Il était très difficile d’empêcher cette guerre, et puisqu’il n’y avait pas de dialogue entre les protagonistes, la seule possibilité était de montrer que les accusations étaient infondées. Et j’ai porté cela à la connaissance des émissaires à Bagdad et en Jordanie.
Du côté irakien, on m’a demandé quels gestes je pouvais conseiller, et j’ai répondu que, politiquement parlant, je n’avais pas de compétence pour répondre à cette question. Mais j’ai dit que, face aux accusations de détention d’armes de destruction massive, le gouvernement pouvait faire une déclaration ou une loi renonçant à ce type d’armement.

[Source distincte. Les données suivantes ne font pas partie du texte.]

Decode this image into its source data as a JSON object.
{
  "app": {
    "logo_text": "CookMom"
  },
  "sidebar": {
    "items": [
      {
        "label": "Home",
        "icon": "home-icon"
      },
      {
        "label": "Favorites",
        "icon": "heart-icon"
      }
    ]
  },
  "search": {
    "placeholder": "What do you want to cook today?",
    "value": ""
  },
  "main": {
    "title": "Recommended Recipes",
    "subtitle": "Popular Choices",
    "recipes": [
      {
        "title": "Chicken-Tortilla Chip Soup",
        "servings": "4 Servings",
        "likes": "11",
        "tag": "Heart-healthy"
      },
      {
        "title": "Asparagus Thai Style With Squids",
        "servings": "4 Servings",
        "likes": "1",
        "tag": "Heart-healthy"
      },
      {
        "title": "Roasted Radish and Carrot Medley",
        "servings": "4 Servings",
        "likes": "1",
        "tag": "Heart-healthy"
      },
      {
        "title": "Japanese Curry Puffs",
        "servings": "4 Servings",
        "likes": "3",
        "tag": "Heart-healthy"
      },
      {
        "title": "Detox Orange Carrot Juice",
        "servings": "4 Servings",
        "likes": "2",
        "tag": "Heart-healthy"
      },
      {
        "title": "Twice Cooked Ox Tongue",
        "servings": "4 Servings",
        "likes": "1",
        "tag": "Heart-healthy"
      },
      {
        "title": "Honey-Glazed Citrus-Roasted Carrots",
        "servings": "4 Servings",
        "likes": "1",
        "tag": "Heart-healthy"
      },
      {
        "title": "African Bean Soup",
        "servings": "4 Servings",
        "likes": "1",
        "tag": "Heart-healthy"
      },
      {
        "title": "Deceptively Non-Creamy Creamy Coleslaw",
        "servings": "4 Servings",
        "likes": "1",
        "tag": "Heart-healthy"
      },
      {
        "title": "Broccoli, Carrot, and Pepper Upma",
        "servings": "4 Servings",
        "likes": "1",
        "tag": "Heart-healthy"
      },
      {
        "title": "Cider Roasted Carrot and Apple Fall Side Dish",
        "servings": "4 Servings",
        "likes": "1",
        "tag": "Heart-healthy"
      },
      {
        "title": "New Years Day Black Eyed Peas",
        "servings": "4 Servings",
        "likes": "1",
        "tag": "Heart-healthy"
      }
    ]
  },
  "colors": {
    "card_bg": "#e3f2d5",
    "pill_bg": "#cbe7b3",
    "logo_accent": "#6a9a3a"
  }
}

Deux ou trois jours plus tard, Saddam Hussein a fait cette déclaration, en convoquant tous les chefs de tribus. La réaction en Occident fut qu’on «ne pouvait pas croire ce menteur». La guerre devenait donc inévitable.
Saddam Hussein ne pouvait pas accepter l’humiliation. Dans le monde arabe, le chef peut être mis de côté, mais il ne doit jamais être humilié. C’est une logique culturelle: ce n’est pas comme dans une démocratie où le chef peut quitter le pouvoir après une défaite aux élections.
Après le 19 mars 2003, comment avez-vous agi comme nonce dans un pays en guerre?
Je suis resté à Bagdad, en ayant donc la connaissance de ce qui se passait sur le terrain et j’en informais le Saint-Siège. Nous vivions comme tout le monde, nous n’avions pas de protections, de soi-disant refuges… Nous espérions qu’aucun des missiles dont nous entendions le sifflement ne nous tombe dessus.
«Des gens, chrétiens et musulmans, allaient parfois dormir dans les églises, les séminaires, où ils se sentaient en sécurité.»
Je visitais les paroisses avec des évêques chaldéens, mais les communications étaient difficiles car les bombardements avaient frappé les centrales téléphoniques. Nous allions voir si les communautés parvenaient à survivre. Aucune religieuse, aucun religieux, aucun prêtre n’a fui le pays à ce moment-là.
Les pasteurs ont partagé la réalité de leur peuple. Je visitais donc les paroisses, avec l’évêque auxiliaire, dans les zones frappées par les bombes. Des gens, chrétiens et musulmans, allaient parfois dormir dans les églises, les séminaires, où ils se sentaient en sécurité. L’Église menait donc aussi à travers cela une œuvre de soutien à la population.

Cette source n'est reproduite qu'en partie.